My nightmare

Jun. 3, 2020

I had a nightmare last night. I have been over-working lately, staying up at night to not give up on my schedule for exams. I have been resting less and less, and my brain is starting to paying me back.

I do not remember how the dream started, but I remember being back in Korea. I had come back to Korea but I was alone. I was walking in an empty alley, in the middle of what appeared to be an average day. But that alley was empty, and I was alone, slowly walking on my way towards nowhere. Strangely, the alley was quite large and with not many buildings facing onto it. It was one of those alleys you would find in large, industrial suburban districts, such as Majang. Above there was a distressingly grey sky. I felt the pressure of the sky onto me.
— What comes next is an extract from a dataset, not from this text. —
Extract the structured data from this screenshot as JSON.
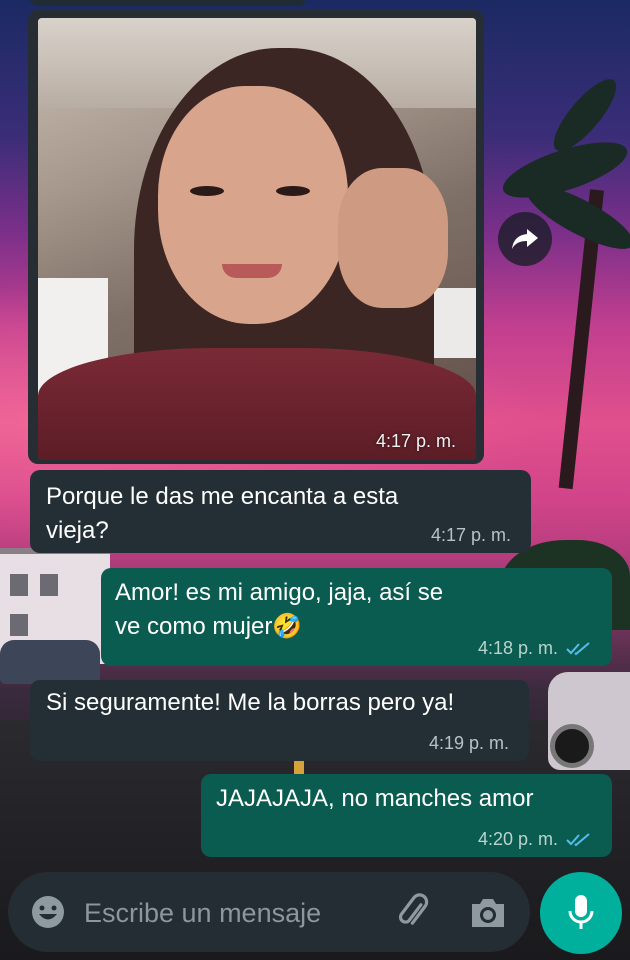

Suddenly, I realized that my father had been brought to the hospital. He was sick, almost dying. I turned around and I felt the urge to run. I had to reach the hospital. Actually, I could see the hospital from the alley, it was right there, on the right, maybe a couple of blocks away, but not far. A big, grey building with an ominous appearance. The building stood up tall into that heavy sky. I started running, turning back towards the entrance of the alley.

But I couldn’t run. Or rather, yes, I could run, but extremely slowly. I was almost running on a spot. And I could see in the distance, a Korean schoolgirl running at my same low speed, probably to catch a bus or not get to class too late. And while I was basically running on the same spot, almost not moving, I had the sudden realization that my father had died. He had died in those few seconds that had passed after I abruptly stopped my walk. His death had been sudden, fast, like a memory running from end to end into my brain. Time, the passage of time. I woke up from the nightmare, but I didn’t scream. I remained silent, and looked out the windows. The same light was coming in from the morning sun. A pale, cold light. And the birds were chirping.